As regards military options, reactive deployment of VJTF is not a strong answer. One can go in for preventive deployment though it will be a costly affair for EU. How many Heads of State have got the deployment ratified from respective parliaments to give NATO a free hand? It is a moot point. Russia has well understood the indecisiveness as also seen the yawning gap between the economic indications and political overtures.
It may be high time that a high level committee of EU must sit together with Russia and draw REDLINES in a pragmatic manner. The Russian diaspora is a reality today and not giving a credence to it will only lead to more bloodshed in East Europe and Baltic countries AND not in West European Countries.

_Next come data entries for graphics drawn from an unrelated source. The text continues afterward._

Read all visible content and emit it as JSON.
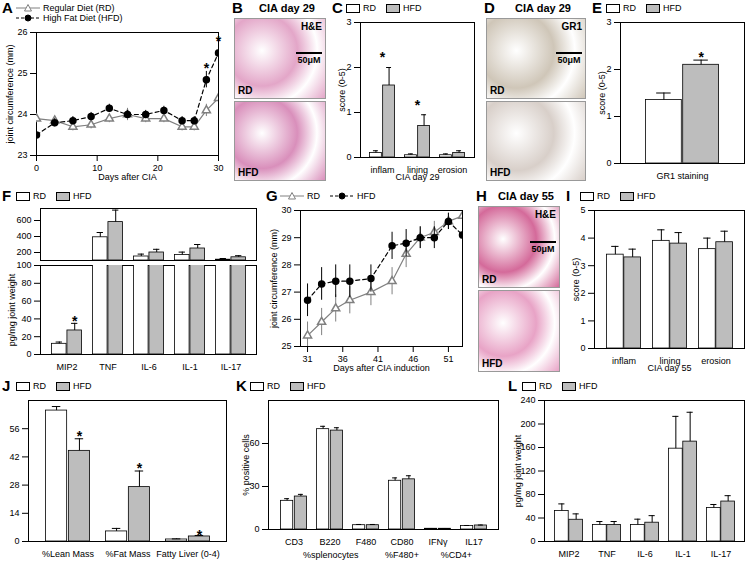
{
  "chart_data": [
    {
      "panel": "A",
      "type": "line",
      "xlabel": "Days after CIA",
      "ylabel": "joint circumference (mm)",
      "x": [
        0,
        3,
        6,
        9,
        12,
        15,
        18,
        21,
        24,
        26,
        28,
        30
      ],
      "xlim": [
        0,
        30
      ],
      "xticks": [
        0,
        10,
        20,
        30
      ],
      "ylim": [
        23,
        26
      ],
      "yticks": [
        23,
        24,
        25,
        26
      ],
      "series": [
        {
          "name": "Regular Diet (RD)",
          "color": "#808080",
          "marker": "triangle-open",
          "line_style": "solid",
          "values": [
            23.9,
            23.85,
            23.7,
            23.75,
            23.9,
            24.0,
            23.9,
            23.9,
            23.7,
            23.7,
            24.1,
            24.4
          ],
          "errors": [
            0.1,
            0.1,
            0.1,
            0.1,
            0.1,
            0.15,
            0.1,
            0.1,
            0.1,
            0.1,
            0.15,
            0.2
          ]
        },
        {
          "name": "High Fat Diet (HFD)",
          "color": "#000000",
          "marker": "circle",
          "line_style": "dashed",
          "values": [
            23.5,
            23.8,
            23.85,
            23.95,
            24.15,
            24.0,
            24.0,
            24.1,
            23.85,
            23.85,
            24.85,
            25.5
          ],
          "errors": [
            0.15,
            0.1,
            0.1,
            0.1,
            0.1,
            0.1,
            0.1,
            0.1,
            0.1,
            0.1,
            0.2,
            0.2
          ]
        }
      ],
      "annotations": [
        {
          "x": 28,
          "y": 25.2,
          "text": "*"
        },
        {
          "x": 30,
          "y": 25.85,
          "text": "*"
        }
      ]
    },
    {
      "panel": "B",
      "type": "image",
      "title": "CIA day 29",
      "stain": "H&E",
      "labels": [
        "RD",
        "HFD"
      ],
      "scale_bar": "50μM",
      "colors": [
        "#e3a6c8",
        "#d98fbb"
      ]
    },
    {
      "panel": "C",
      "type": "bar",
      "xlabel": "CIA day 29",
      "ylabel": "score (0-5)",
      "categories": [
        "inflam",
        "lining",
        "erosion"
      ],
      "ylim": [
        0,
        3
      ],
      "yticks": [
        0,
        1,
        2,
        3
      ],
      "series": [
        {
          "name": "RD",
          "color": "#ffffff",
          "values": [
            0.1,
            0.05,
            0.05
          ],
          "errors": [
            0.05,
            0.03,
            0.03
          ]
        },
        {
          "name": "HFD",
          "color": "#bdbdbd",
          "values": [
            1.6,
            0.7,
            0.1
          ],
          "errors": [
            0.4,
            0.25,
            0.05
          ]
        }
      ],
      "annotations": [
        {
          "category": "inflam",
          "y": 2.3,
          "text": "*"
        },
        {
          "category": "lining",
          "y": 1.25,
          "text": "*"
        }
      ]
    },
    {
      "panel": "D",
      "type": "image",
      "title": "CIA day 29",
      "stain": "GR1",
      "labels": [
        "RD",
        "HFD"
      ],
      "scale_bar": "50μM",
      "colors": [
        "#cfc6b8",
        "#d8cfc9"
      ]
    },
    {
      "panel": "E",
      "type": "bar",
      "ylabel": "score (0-5)",
      "categories": [
        "GR1 staining"
      ],
      "ylim": [
        0,
        3
      ],
      "yticks": [
        0,
        1,
        2,
        3
      ],
      "series": [
        {
          "name": "RD",
          "color": "#ffffff",
          "values": [
            1.35
          ],
          "errors": [
            0.15
          ]
        },
        {
          "name": "HFD",
          "color": "#bdbdbd",
          "values": [
            2.1
          ],
          "errors": [
            0.1
          ]
        }
      ],
      "annotations": [
        {
          "category": "GR1 staining",
          "series": "HFD",
          "y": 2.35,
          "text": "*"
        }
      ]
    },
    {
      "panel": "F",
      "type": "bar",
      "ylabel": "pg/mg joint weight",
      "categories": [
        "MIP2",
        "TNF",
        "IL-6",
        "IL-1",
        "IL-17"
      ],
      "y_segments": [
        {
          "ylim": [
            0,
            100
          ],
          "yticks": [
            0,
            20,
            40,
            60,
            80,
            100
          ]
        },
        {
          "ylim": [
            100,
            750
          ],
          "yticks": [
            200,
            400,
            600
          ]
        }
      ],
      "series": [
        {
          "name": "RD",
          "color": "#ffffff",
          "values": [
            12,
            390,
            150,
            170,
            110
          ],
          "errors": [
            2,
            60,
            30,
            35,
            15
          ]
        },
        {
          "name": "HFD",
          "color": "#bdbdbd",
          "values": [
            27,
            580,
            200,
            250,
            140
          ],
          "errors": [
            8,
            150,
            40,
            50,
            20
          ]
        }
      ],
      "annotations": [
        {
          "category": "MIP2",
          "series": "HFD",
          "y": 42,
          "text": "*"
        }
      ]
    },
    {
      "panel": "G",
      "type": "line",
      "xlabel": "Days after CIA induction",
      "ylabel": "joint circumference (mm)",
      "x": [
        31,
        33,
        35,
        37,
        40,
        43,
        45,
        47,
        49,
        51,
        53
      ],
      "xlim": [
        30,
        53
      ],
      "xticks": [
        31,
        36,
        41,
        46,
        51
      ],
      "ylim": [
        25,
        30
      ],
      "yticks": [
        25,
        26,
        27,
        28,
        29,
        30
      ],
      "series": [
        {
          "name": "RD",
          "color": "#808080",
          "marker": "triangle-open",
          "line_style": "solid",
          "values": [
            25.4,
            25.9,
            26.4,
            26.7,
            27.0,
            27.4,
            28.4,
            29.0,
            29.2,
            29.6,
            29.8
          ],
          "errors": [
            0.5,
            0.5,
            0.5,
            0.5,
            0.5,
            0.5,
            0.5,
            0.4,
            0.4,
            0.3,
            0.3
          ]
        },
        {
          "name": "HFD",
          "color": "#000000",
          "marker": "circle",
          "line_style": "dashed",
          "values": [
            26.7,
            27.3,
            27.4,
            27.4,
            27.5,
            28.7,
            28.8,
            29.0,
            29.0,
            29.6,
            29.1
          ],
          "errors": [
            0.6,
            0.6,
            0.6,
            0.6,
            0.5,
            0.5,
            0.5,
            0.4,
            0.4,
            0.3,
            0.3
          ]
        }
      ]
    },
    {
      "panel": "H",
      "type": "image",
      "title": "CIA day 55",
      "stain": "H&E",
      "labels": [
        "RD",
        "HFD"
      ],
      "scale_bar": "50μM",
      "colors": [
        "#d46a9a",
        "#e8a3c6"
      ]
    },
    {
      "panel": "I",
      "type": "bar",
      "xlabel": "CIA day 55",
      "ylabel": "score (0-5)",
      "categories": [
        "inflam",
        "lining",
        "erosion"
      ],
      "ylim": [
        0,
        5
      ],
      "yticks": [
        0,
        1,
        2,
        3,
        4,
        5
      ],
      "series": [
        {
          "name": "RD",
          "color": "#ffffff",
          "values": [
            3.4,
            3.9,
            3.6
          ],
          "errors": [
            0.3,
            0.4,
            0.4
          ]
        },
        {
          "name": "HFD",
          "color": "#bdbdbd",
          "values": [
            3.3,
            3.8,
            3.85
          ],
          "errors": [
            0.3,
            0.4,
            0.4
          ]
        }
      ]
    },
    {
      "panel": "J",
      "type": "bar",
      "categories": [
        "%Lean Mass",
        "%Fat Mass",
        "Fatty Liver (0-4)"
      ],
      "ylim": [
        0,
        70
      ],
      "yticks": [
        0,
        14,
        28,
        42,
        56
      ],
      "series": [
        {
          "name": "RD",
          "color": "#ffffff",
          "values": [
            65,
            5,
            1
          ],
          "errors": [
            2,
            1.5,
            0.3
          ]
        },
        {
          "name": "HFD",
          "color": "#bdbdbd",
          "values": [
            45,
            27,
            2.5
          ],
          "errors": [
            6,
            8,
            0.5
          ]
        }
      ],
      "annotations": [
        {
          "category": "%Lean Mass",
          "series": "HFD",
          "y": 54,
          "text": "*"
        },
        {
          "category": "%Fat Mass",
          "series": "HFD",
          "y": 38,
          "text": "*"
        },
        {
          "category": "Fatty Liver (0-4)",
          "series": "HFD",
          "y": 5,
          "text": "*"
        }
      ]
    },
    {
      "panel": "K",
      "type": "bar",
      "ylabel": "% positive cells",
      "categories": [
        "CD3",
        "B220",
        "F480",
        "CD80",
        "IFNγ",
        "IL17"
      ],
      "ylim": [
        0,
        90
      ],
      "yticks": [
        0,
        30,
        60
      ],
      "series": [
        {
          "name": "RD",
          "color": "#ffffff",
          "values": [
            20,
            70,
            3,
            34,
            0.5,
            2.5
          ],
          "errors": [
            1.5,
            2,
            0.5,
            2,
            0.2,
            0.3
          ]
        },
        {
          "name": "HFD",
          "color": "#bdbdbd",
          "values": [
            23,
            69,
            3,
            35,
            0.5,
            2.8
          ],
          "errors": [
            1.5,
            2,
            0.5,
            2.5,
            0.2,
            0.3
          ]
        }
      ],
      "groups": [
        {
          "label": "%splenocytes",
          "categories": [
            "CD3",
            "B220",
            "F480"
          ]
        },
        {
          "label": "%F480+",
          "categories": [
            "CD80"
          ]
        },
        {
          "label": "%CD4+",
          "categories": [
            "IFNγ",
            "IL17"
          ]
        }
      ]
    },
    {
      "panel": "L",
      "type": "bar",
      "ylabel": "pg/mg joint weight",
      "categories": [
        "MIP2",
        "TNF",
        "IL-6",
        "IL-1",
        "IL-17"
      ],
      "ylim": [
        0,
        240
      ],
      "yticks": [
        0,
        40,
        80,
        120,
        160,
        200,
        240
      ],
      "series": [
        {
          "name": "RD",
          "color": "#ffffff",
          "values": [
            52,
            28,
            28,
            158,
            57
          ],
          "errors": [
            12,
            6,
            10,
            55,
            6
          ]
        },
        {
          "name": "HFD",
          "color": "#bdbdbd",
          "values": [
            37,
            28,
            32,
            170,
            68
          ],
          "errors": [
            10,
            6,
            12,
            50,
            10
          ]
        }
      ]
    }
  ]
}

The former Soviet leader Mikhail S. Gorbachev on 10 November 2014 suggested that a new era of Cold War has begun and called for “trust to be restored through dialogue with Moscow”, and “the West should lift sanctions imposed against senior Russian officials over the country’s support for separatist rebels in eastern Ukraine”. He also said that the failure to achieve security in Europe would make the continent irrelevant in world affairs. This is what is also visible with increasing ties of Russia – China, emergence of Indo-pacific region as new core interest of USA and mushrooming of new organization like BRICS which do not include any nation from Europe or North America.
Interesting insights on the current situation offered by Col. Mastriano. Unfortunately, real leadership at the highest levels is severely missing both in Europe and America. Indeed, the emperors are fiddling while the world burns.